OCP administers more than 20,000 music copyrights, has published hundreds of collections of music and more than 1,500 octavos/sheet music. Currently, two-thirds of the parishes in the U.S. subscribe to one of OCP's missal programs. Besides its publishing efforts, OCP conducts more than 400 workshops each year in parishes and dioceses across the country. OCP also exhibits its products and services at many conventions, conferences and trade shows.

OCP continues to expand the reach of its ministry through the use of ever-evolving technologies. 2003 marked the launch of Liturgy.com™, a web-based liturgy preparation program. OCP's suite of online tools now includes PrintandPraise.com™, the first web-based tool for creating customized worship aids, and LicenSingOnline.org which provides non-commercial reprint permission for more than 100,000 songs from over 340 different publishers and copyright holders. It makes OCP’s music available to churches of every denomination around the world.

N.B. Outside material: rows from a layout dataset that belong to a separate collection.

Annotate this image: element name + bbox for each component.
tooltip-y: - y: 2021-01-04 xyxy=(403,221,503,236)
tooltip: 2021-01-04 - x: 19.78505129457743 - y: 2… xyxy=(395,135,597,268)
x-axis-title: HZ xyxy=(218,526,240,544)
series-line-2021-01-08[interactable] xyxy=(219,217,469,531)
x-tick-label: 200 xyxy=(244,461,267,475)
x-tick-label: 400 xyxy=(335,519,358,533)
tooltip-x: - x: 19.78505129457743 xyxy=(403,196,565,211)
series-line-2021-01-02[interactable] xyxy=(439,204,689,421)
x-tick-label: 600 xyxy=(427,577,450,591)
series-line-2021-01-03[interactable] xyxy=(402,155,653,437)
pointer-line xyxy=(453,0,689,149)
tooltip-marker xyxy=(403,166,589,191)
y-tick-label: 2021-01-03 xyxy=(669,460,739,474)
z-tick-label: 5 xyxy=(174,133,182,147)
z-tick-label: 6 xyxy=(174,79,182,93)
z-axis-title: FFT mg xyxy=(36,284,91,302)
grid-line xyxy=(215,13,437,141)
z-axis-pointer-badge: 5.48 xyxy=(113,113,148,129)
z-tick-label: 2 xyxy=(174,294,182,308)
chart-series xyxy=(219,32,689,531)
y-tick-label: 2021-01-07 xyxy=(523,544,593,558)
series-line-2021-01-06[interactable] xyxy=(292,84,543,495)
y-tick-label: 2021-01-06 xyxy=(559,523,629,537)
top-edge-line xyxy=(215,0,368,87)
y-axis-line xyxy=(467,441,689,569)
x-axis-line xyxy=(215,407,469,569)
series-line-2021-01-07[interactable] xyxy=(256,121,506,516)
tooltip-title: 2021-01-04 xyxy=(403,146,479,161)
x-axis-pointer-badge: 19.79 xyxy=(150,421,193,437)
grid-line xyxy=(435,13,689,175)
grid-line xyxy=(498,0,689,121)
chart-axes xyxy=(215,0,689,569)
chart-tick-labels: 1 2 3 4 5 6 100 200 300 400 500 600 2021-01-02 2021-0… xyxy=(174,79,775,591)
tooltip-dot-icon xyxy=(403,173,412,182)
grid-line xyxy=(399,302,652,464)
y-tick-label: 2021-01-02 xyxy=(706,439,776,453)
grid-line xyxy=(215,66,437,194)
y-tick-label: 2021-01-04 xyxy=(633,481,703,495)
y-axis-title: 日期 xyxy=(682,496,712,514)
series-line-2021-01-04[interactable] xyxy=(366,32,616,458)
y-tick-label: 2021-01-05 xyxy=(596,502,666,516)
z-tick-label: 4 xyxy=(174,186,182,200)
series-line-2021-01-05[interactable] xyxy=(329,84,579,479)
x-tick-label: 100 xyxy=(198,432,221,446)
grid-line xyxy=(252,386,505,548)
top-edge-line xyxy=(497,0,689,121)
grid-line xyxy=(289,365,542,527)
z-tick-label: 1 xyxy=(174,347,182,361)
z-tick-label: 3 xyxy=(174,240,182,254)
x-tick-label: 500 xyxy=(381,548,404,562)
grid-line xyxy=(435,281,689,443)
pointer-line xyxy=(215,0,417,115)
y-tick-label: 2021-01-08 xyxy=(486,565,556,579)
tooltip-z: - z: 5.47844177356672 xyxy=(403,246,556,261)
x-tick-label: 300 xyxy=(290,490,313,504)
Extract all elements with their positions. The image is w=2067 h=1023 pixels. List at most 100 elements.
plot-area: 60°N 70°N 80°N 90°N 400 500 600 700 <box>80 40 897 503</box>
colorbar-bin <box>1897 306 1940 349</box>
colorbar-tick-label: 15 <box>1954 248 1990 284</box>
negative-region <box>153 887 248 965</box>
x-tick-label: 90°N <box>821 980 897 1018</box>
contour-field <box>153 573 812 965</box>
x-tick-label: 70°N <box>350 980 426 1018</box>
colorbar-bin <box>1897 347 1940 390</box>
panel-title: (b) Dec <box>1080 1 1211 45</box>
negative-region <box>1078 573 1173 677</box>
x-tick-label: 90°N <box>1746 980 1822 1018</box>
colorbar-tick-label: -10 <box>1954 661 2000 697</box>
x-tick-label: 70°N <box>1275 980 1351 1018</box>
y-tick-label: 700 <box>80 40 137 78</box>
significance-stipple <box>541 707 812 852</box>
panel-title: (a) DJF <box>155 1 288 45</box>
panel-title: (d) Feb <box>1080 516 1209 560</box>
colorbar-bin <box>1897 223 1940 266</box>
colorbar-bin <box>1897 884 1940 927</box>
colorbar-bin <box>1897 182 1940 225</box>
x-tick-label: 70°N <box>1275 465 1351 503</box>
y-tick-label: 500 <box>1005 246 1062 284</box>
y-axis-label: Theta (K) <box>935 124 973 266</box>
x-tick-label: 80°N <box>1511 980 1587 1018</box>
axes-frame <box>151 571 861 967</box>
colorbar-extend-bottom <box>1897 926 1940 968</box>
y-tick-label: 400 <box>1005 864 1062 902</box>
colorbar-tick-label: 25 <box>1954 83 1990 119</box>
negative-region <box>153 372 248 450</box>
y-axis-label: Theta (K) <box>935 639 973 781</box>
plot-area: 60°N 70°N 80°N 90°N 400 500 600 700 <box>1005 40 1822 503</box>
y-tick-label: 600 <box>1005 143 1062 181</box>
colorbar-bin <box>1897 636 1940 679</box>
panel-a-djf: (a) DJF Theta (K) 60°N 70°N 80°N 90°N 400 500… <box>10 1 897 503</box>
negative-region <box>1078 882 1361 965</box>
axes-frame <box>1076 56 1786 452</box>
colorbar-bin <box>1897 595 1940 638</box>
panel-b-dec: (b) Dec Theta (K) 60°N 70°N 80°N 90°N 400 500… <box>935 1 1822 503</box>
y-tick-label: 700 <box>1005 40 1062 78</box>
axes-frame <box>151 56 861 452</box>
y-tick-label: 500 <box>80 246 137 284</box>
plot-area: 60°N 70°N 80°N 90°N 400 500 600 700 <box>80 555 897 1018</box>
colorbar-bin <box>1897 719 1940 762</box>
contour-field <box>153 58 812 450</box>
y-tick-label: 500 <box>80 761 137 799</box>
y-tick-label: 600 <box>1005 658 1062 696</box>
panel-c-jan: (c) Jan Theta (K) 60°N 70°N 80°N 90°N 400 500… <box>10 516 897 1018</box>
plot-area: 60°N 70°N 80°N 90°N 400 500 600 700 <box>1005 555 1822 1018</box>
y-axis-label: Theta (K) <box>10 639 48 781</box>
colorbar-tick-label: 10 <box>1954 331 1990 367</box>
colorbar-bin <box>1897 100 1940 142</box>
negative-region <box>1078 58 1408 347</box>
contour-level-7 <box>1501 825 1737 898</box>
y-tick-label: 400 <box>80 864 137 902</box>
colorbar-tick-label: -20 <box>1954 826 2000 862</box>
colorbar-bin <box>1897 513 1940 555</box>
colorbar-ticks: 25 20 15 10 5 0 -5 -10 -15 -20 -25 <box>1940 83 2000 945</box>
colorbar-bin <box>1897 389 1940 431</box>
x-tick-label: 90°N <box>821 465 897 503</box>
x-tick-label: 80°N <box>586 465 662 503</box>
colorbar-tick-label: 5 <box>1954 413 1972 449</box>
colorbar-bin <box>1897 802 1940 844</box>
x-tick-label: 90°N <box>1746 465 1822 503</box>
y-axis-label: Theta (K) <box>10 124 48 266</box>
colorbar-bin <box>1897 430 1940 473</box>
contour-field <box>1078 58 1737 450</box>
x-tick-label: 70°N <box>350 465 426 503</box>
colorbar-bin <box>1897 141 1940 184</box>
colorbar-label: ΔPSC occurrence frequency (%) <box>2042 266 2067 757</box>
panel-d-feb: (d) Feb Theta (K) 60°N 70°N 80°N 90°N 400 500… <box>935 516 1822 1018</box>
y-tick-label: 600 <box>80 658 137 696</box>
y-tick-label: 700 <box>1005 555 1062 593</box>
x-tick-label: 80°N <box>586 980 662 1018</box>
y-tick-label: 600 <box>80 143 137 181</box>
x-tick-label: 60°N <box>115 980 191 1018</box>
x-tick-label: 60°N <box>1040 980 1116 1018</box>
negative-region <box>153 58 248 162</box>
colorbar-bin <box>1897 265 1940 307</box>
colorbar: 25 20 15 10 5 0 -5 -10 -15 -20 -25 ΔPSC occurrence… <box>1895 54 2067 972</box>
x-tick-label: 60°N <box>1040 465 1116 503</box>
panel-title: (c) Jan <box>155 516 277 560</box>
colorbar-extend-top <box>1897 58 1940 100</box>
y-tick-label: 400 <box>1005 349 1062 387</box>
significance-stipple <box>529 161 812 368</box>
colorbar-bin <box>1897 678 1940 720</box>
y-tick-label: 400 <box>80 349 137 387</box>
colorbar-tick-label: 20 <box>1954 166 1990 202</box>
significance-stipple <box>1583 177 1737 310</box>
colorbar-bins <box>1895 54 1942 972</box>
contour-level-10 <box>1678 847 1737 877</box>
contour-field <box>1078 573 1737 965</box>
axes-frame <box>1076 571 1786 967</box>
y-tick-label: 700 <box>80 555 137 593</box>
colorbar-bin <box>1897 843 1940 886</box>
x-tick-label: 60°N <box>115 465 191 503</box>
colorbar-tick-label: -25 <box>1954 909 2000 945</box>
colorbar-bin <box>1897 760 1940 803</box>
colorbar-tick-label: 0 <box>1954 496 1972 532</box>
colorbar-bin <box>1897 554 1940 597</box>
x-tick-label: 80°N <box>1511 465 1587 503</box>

In November 2003, OCP launched spiritandsong.com™, a publishing division and website devoted to contemporary-style music and the artists who write and perform it.

In spring 2005, OCP established a partnership with International Christian Resources (ICR) and three mainline Christian publishers: Logos Productions, in Minnesota; MediaCom Education, in Australia; and Wood Lake Publishing, in Canada. One of the fruits of this international, ecumenical effort is LicenSingOnline.org.

Today, OCP is a company with more than 175 employees dedicated to serving the needs of the universal Church by publishing the finest worship materials. Many on the staff are practicing musicians and liturgists, bringing invaluable life experience to their jobs.

OCP has grown and evolved in many different ways since its modest beginnings in 1922. But one thing has not changed, and that is OCP's ministry of service. This ministry is the foundation and driving force behind OCP's success. Serving others was the passion of our founders in 1922. It remains our passion today.